This one minute international business video discusses the top three mistakes companies make when they do global business.
Other faulty assumptions include:
Imported goods are often better.
Evidence of this is that Americans drink French water, drive European cars, wear Italian suits and buy Swiss watches. However, Japanese consumers may be concerned with how Japanese a product is. European firms may wonder about the factories that foreigners will cause to shut down. China makes its own computers and DVD players to stimulate the Chinese industry.
Money is the ultimate reward.
Many foreign business people are motivated by status, power and social responsibility. In Poland, it’s more prestigious to be a large employer than to be wealthy. The factory boss won’t fire his neighbors to make a few extra dollars.
The No. 1 assumption: “It worked in our market. It should work in theirs.”
It would be easy to write an entire column on this assumption.

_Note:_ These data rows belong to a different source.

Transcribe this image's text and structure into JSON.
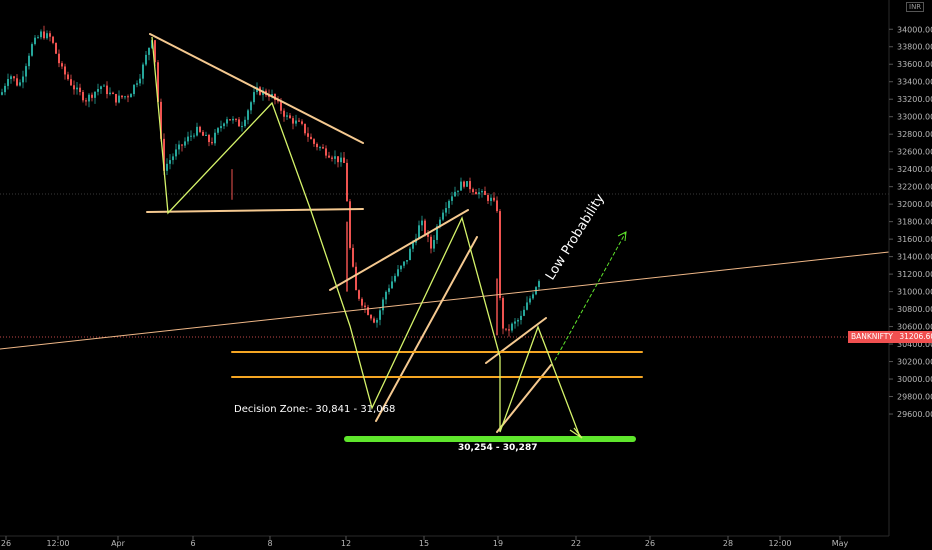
{
  "currency": "INR",
  "symbol_tag": {
    "name": "BANKNIFTY",
    "price": "31206.60"
  },
  "annotations": {
    "decision_zone": "Decision Zone:- 30,841 - 31,068",
    "target_zone": "30,254 - 30,287",
    "low_probability": "Low Probability"
  },
  "colors": {
    "background": "#000000",
    "candle_up": "#26a69a",
    "candle_down": "#ef5350",
    "pattern_line": "#f5c990",
    "zigzag": "#d5f36a",
    "support_band": "#f5a623",
    "target_bar": "#5fe62c",
    "trend_line": "#f0b888",
    "price_tag": "#f05050"
  },
  "chart_data": {
    "type": "candlestick",
    "y_unit": "INR",
    "ylim": [
      29400,
      34200
    ],
    "y_ticks": [
      "34000.00",
      "33800.00",
      "33600.00",
      "33400.00",
      "33200.00",
      "33000.00",
      "32800.00",
      "32600.00",
      "32400.00",
      "32200.00",
      "32000.00",
      "31800.00",
      "31600.00",
      "31400.00",
      "31200.00",
      "31000.00",
      "30800.00",
      "30600.00",
      "30400.00",
      "30200.00",
      "30000.00",
      "29800.00",
      "29600.00"
    ],
    "x_ticks": [
      "26",
      "12:00",
      "Apr",
      "6",
      "8",
      "12",
      "15",
      "19",
      "22",
      "26",
      "28",
      "12:00",
      "May"
    ],
    "levels": {
      "decision_zone_high": 31068,
      "decision_zone_low": 30841,
      "target": 30270
    },
    "current_price": 31206.6,
    "series": [
      {
        "name": "BANKNIFTY",
        "waypoints_hours": [
          0,
          15,
          30,
          45,
          60,
          72,
          85,
          100,
          115,
          130,
          140,
          152,
          165,
          180,
          192,
          205,
          220,
          235,
          250,
          262,
          275,
          290,
          305,
          320,
          335,
          345
        ],
        "waypoints_price": [
          33300,
          33500,
          33950,
          33750,
          33300,
          33450,
          33900,
          32450,
          32700,
          33200,
          32600,
          33150,
          32500,
          31700,
          30850,
          30650,
          31400,
          32200,
          32100,
          30500,
          30700,
          31050,
          null,
          null,
          null,
          null
        ]
      }
    ]
  }
}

We sell products in colors that are taboo.
We don’t recognize that there may be seven- or even 15-step distribution chains in some markets.
We have firms building to the wrong specifications. For example, we try to sell big refrigerators in countries that use small ones, or attempt to sell autos with steering wheels on the incorrect side. We market milkshakes with no milk in them, labor-saving devices where countries want to keep employment high and sports drinks in countries where there isn’t enough food to eat.
So, does your business model make sense for doing business overseas?